Of course, the challenge of remote learning is making sure students are absorbing information.
To that end, Sierra College leveraged Hobsons Starfish software to help faculty detect signs of educational decline—from students missing class to poor performance. On the flipside, students were able to use it as a portal to access advisors and educators specific to its “Guided Pathways” initiative. Sierra is also using Hobson’s text messaging campaigns to nudge students through the enrollment process in early January 2021.
“Primarily it allowed faculty to raise a flag on a student if they felt they were heading down a road toward failure. With this, it activated an early alert system notifying a counselor and case management tool to help students,” he says.

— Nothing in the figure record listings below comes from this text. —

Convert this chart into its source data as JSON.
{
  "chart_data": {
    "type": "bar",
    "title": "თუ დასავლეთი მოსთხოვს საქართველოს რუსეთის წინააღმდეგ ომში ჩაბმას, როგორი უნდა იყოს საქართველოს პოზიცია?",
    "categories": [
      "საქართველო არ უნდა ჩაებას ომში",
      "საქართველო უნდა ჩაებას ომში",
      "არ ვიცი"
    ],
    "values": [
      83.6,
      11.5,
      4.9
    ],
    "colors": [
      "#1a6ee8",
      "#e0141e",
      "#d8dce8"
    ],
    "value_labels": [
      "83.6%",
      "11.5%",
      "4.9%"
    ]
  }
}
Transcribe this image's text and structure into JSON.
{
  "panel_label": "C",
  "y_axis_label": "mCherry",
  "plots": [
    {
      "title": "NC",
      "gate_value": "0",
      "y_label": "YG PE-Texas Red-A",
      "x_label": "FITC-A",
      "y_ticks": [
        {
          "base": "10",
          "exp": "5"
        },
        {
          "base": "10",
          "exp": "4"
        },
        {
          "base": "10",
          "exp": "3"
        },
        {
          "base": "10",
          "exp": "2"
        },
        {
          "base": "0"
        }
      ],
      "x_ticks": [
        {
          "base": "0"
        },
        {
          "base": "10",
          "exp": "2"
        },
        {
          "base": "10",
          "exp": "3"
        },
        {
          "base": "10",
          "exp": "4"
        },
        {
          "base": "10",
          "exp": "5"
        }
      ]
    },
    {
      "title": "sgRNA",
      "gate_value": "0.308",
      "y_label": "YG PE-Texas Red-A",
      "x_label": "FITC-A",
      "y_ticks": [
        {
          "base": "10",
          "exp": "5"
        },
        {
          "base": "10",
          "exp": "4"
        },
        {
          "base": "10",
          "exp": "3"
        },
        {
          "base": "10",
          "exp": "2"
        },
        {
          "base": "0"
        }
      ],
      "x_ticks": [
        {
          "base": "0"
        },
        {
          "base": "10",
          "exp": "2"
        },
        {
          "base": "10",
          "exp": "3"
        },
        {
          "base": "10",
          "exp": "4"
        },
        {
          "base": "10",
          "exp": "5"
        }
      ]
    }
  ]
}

Because there are no longer on-site faculty office hours, Sierra further created links to point students to Starfish’s virtual support center.
“There are at least 20 different points we could attribute to educational success during the pandemic, but nearly all points can be funneled into one of these projects,” he says.
Form follows function
What’s true of Sierra’s educational pandemic solutions can also be said of Benton’s career progression, namely that all of his IT experiences—in both private and public sectors, in healthcare, education, and working in internet startups—were synthesized and channeled into this one diversified position.
Earning a degree in management information systems from California State University – Sacramento in 1985, Benton spent his first 11 years as a network engineer and then technical support manager at Baxter Healthcare and later as director of network services at Orion Systems. He then made the transition to education as an IT operations manager at Stockton Unified School District in 2002, before shifting to government services as IT manager for Sacramento County in 2005.
Benton came to Sierra in 2009 and focused on virtualization and online learning—especially last summer when coordinating with Sierra’s Distance Learning Department staff who spent six weeks to train faculty on converting classes to Canvas for online learning.
“I think at heart I am a planner, so I like to try and identify technology innovations and trends and how they might solve business needs. For us that means focusing on getting students enrolled, helping them access aid, and getting them to meet their educational goals,” he says.
While the majority of the “pandemic projects” are completed, there continues to be upgrades to operations. Benton is making those necessary tweaks with a staff of 35, who he says has been invested in student success during this challenging time.
One project still in the works is with Next Gen. Sierra started working with the software as a service corporation last summer to implement its e-signature and Dynamic Forms applications and integrating them into our student information system for handling dual-enrollment students (high school students attending college-level classes). So far the school’s four campuses processed several thousand applications in its admissions and outreach departments.
“Next Gen offered us a quick way to digitize some of our processes that previously required students to be on campus or attending in-person events. This was a big win when campuses shut down and classes were fully online,” says Benton, who adds it will be a timesaver since he doesn’t have to assign a programmer to build additional workflows in the future.
“We’re only too happy to help,” says Next Gen COO Jim Grace. “It’s an exciting opportunity to grow our business in California this year and Sierra College has been an impressive early-adopter of the product.”
The work, while intense and complicated, is intrinsic to getting an education in the throes of a pandemic.
“Now more than ever we have had to change on a dime,” says Benton. “All the things you hear and read about with the need for IT to be ‘agile and nimble’ were called into action during this time. Don’t let anyone tell you it is not worth the investment.”